APPLIED SEGREGATION.

To realize this in my own practice, under a single corporate head, we have two departments, one "Gas Operations," the other "Merchandising Operations," and for the latter have established a surplus derived from this trading and approximately equal to the value of the merchandising and coke stocks and accounts carried, thereby in effect establishing a like condition to that which would confront a separate organization purchasing the coke as manufactured and carrying on the other voluntary merchandising activities of the company.

Against this "Merchandising Operations" department of the business therefore is charged, each under its individual accounting, all the cost of coke at a price which year by year it is estimated would be the obtainable wholesale price from a contractor for the entire product in the yard. To that debit is added all the cost of advertising, soliciting, billing, collections, bad debts, office rent, and the multitudinous other charges that would confront the ordinary retail coal dealer. To that account is credited the value of the product sold at the selling price.

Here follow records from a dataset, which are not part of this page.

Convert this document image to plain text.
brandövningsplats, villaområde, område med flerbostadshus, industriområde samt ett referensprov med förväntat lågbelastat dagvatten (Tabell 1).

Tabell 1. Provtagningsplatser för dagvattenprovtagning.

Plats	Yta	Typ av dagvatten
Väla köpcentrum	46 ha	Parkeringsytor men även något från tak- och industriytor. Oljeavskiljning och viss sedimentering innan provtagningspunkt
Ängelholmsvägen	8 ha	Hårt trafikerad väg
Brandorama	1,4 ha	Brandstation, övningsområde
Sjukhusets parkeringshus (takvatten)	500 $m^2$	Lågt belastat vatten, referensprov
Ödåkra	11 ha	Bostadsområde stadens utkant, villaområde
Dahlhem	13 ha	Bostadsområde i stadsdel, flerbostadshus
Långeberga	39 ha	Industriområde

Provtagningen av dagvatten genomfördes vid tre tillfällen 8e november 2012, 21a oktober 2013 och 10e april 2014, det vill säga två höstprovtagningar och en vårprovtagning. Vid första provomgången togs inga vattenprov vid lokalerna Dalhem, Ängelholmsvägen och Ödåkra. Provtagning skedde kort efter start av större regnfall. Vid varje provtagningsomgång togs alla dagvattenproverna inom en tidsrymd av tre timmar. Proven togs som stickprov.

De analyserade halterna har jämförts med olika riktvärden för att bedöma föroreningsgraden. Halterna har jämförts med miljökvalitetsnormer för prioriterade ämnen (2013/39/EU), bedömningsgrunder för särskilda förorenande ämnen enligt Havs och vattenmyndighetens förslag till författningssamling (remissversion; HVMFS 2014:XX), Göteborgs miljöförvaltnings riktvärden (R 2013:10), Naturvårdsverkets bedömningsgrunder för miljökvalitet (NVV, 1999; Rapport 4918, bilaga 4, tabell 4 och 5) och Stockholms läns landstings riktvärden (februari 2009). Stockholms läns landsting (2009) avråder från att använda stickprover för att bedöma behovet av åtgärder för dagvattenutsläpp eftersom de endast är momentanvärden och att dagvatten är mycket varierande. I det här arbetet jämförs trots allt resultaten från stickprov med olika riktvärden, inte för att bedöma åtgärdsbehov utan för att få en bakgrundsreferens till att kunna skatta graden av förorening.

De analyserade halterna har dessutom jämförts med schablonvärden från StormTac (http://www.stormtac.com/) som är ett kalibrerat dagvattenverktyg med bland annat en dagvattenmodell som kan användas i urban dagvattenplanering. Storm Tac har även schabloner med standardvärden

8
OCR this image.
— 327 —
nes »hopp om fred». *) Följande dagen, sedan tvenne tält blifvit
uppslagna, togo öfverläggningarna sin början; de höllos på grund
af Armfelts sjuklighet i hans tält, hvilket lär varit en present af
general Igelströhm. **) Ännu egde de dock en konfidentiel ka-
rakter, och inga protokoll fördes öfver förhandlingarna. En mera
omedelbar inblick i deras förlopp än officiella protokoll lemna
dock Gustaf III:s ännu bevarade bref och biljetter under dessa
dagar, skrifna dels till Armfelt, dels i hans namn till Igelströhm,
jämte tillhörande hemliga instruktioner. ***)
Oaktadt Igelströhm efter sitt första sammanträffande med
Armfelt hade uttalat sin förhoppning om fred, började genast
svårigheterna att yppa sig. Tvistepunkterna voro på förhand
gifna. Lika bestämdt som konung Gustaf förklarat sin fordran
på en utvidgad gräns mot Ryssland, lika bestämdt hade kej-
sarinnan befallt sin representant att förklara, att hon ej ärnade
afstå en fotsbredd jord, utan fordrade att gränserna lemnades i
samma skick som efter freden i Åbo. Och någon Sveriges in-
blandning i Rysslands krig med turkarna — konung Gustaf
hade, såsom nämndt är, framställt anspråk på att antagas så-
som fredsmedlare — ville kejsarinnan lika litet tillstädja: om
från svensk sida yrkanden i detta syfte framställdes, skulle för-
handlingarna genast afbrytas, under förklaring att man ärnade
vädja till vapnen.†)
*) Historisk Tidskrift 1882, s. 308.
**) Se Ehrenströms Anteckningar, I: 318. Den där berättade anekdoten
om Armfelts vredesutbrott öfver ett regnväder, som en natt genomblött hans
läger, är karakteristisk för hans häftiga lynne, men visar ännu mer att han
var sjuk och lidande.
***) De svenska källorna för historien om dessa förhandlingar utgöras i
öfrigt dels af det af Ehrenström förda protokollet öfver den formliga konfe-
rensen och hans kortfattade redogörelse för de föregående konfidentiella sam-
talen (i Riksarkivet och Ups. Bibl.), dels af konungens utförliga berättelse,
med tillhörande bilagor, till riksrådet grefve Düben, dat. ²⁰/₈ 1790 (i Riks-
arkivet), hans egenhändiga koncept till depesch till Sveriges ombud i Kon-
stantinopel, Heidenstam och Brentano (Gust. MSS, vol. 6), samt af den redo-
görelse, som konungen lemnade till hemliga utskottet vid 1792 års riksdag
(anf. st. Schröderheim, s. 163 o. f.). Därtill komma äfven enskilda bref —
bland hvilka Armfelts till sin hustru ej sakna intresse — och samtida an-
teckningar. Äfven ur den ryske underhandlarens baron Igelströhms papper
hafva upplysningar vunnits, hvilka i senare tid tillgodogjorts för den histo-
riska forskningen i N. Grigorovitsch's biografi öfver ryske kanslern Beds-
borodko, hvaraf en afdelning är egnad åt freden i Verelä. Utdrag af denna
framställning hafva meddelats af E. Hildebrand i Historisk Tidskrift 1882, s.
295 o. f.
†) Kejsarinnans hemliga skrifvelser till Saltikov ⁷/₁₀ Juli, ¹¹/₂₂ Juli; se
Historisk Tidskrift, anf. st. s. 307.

Similarly do we segregate and account for all such work as the selling of appliances of all kinds, the installation of house piping, lamp maintenance, etc., all in the same manner and to the same extent as closely as it can be segregated, as would apply if a business of selling, installing and maintaining appliances were being independently conducted. In practice this careful and complete segregation has been found to remove completely any temptation to ordinarily sell such appliances at less than a fair profit.